私、立候補します!
19 急展開
寝衣のスカートの裾に足の動きを妨げられながらも階段を上がりきったエレナ。
軽く息をはずませながら左右に続く廊下に足を進め声が聞こえた方向を探る。
すると声とばたばたとした足音が耳に入り、エレナは左側――ニールの部屋がある奥の方――へと足を動かした。
(何これ……っ!)
ニールの部屋へと近づくほどに兵士達が廊下のあちこちで人形のようにくたりと倒れており、エレナは壁に背中を預けて座りこんでいた兵士に近づき口元に手を触れそうなほどに近距離に持っていく。
(……よかった。息はしてる)
眠っているような様子にとりあえずほっとし、同じように数人確認したが皆同じだった。
一体何があったのかと考えたところで奥で叫ぶような声が聞こえ、エレナは兵士達の間を抜けて先へと急いだ。
***
ニールの部屋へと近づくと彼の部屋の扉は開け放たれていて、近くに人がうずくまっている。
エレナが駆け寄り顔を覗きこむように見ると、相手はエレナ達と共に滞在していたラディアントの部下の一人だった。
廊下に設けられた明かりに照らされる彼は腕にあたる部分の服を濡らし、眉を寄せている。

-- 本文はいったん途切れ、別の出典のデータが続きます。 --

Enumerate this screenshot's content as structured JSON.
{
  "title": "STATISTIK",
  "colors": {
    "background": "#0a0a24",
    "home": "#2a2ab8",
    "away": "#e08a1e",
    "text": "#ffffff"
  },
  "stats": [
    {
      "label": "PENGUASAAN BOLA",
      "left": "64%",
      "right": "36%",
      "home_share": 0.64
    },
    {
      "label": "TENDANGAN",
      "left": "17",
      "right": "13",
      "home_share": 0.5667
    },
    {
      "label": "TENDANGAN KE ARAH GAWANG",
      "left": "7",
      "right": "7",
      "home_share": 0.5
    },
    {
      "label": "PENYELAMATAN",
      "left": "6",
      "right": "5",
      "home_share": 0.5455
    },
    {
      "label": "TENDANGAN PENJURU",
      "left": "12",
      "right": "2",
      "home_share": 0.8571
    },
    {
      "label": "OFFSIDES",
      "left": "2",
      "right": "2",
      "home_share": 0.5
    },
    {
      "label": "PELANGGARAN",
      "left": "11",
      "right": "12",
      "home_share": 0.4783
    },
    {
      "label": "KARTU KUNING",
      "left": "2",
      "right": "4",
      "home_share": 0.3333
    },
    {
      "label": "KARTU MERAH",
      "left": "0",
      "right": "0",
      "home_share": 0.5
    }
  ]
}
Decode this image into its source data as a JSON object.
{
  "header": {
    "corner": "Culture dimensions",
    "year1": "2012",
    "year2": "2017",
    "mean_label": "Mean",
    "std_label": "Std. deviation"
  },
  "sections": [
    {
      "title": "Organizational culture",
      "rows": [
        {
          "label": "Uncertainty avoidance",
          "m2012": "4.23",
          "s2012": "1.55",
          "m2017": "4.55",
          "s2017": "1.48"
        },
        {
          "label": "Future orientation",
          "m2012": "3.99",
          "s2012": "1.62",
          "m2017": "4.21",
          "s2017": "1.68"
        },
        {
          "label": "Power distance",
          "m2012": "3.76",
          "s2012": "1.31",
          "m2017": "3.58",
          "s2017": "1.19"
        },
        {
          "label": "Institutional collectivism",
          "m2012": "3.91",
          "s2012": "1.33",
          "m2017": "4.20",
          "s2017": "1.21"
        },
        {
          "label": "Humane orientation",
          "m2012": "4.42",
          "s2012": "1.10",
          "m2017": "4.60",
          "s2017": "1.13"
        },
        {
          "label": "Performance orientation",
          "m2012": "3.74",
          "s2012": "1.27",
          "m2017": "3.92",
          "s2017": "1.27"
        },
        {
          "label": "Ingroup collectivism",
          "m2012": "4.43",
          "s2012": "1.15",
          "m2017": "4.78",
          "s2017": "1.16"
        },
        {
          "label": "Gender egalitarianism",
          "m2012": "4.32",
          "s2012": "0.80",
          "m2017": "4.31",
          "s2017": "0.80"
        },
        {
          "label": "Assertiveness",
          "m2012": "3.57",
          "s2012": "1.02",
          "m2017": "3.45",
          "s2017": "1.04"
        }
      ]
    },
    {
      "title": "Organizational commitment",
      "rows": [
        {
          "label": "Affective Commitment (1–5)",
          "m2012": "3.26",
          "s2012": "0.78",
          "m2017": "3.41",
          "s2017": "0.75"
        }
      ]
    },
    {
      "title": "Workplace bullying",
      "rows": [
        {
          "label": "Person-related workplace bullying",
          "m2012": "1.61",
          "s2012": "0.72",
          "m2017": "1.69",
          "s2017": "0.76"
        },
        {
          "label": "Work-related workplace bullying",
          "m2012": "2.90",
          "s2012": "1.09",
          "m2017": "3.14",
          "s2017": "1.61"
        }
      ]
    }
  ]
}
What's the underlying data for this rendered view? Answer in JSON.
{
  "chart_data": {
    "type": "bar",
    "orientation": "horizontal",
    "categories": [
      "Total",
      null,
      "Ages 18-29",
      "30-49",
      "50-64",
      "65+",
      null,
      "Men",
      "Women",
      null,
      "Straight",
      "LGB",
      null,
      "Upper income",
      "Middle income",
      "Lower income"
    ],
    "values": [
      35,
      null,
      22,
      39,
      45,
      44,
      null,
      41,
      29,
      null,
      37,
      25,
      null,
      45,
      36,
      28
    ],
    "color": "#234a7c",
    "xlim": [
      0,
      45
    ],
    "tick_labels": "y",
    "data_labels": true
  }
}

兵士は自分を見るエレナに気づくと一瞬息を止め、その後小声でエレナに話しかけた。
「ラディアント様の所へお逃げ下さい……っ」
「一体何があったのですか?」
「我々にもよく分かりません。夜間の見回りをしていたところにカルバン閣下のご子息がいきなり現れて――」
(アレクセイ君が……? ……って、その前に怪我の手当てをしないと!)
エレナは兵士が持っていた短剣を借り、自分の寝衣の袖部分を切りとった。
そして兵士に怪我をした場所を聞き、その部位を覆って圧迫するように結ぶ。
「すみません……」
「いえ。ですが、どうしてカルバン様のご子息が?」
「いつもと様子が違ったので具合でも悪いのかと声をおかけしたらいきなり襲いかかってきたのです。しかも大勢の者を眠らせたりとでたらめな強さで――」
男性が言葉を言い切らない内に部屋の中からけたたましい笑い声と苦しげに叫ぶ声が聞こえ、エレナは兵士の制止に首を横に振って部屋へと足を踏み入れた。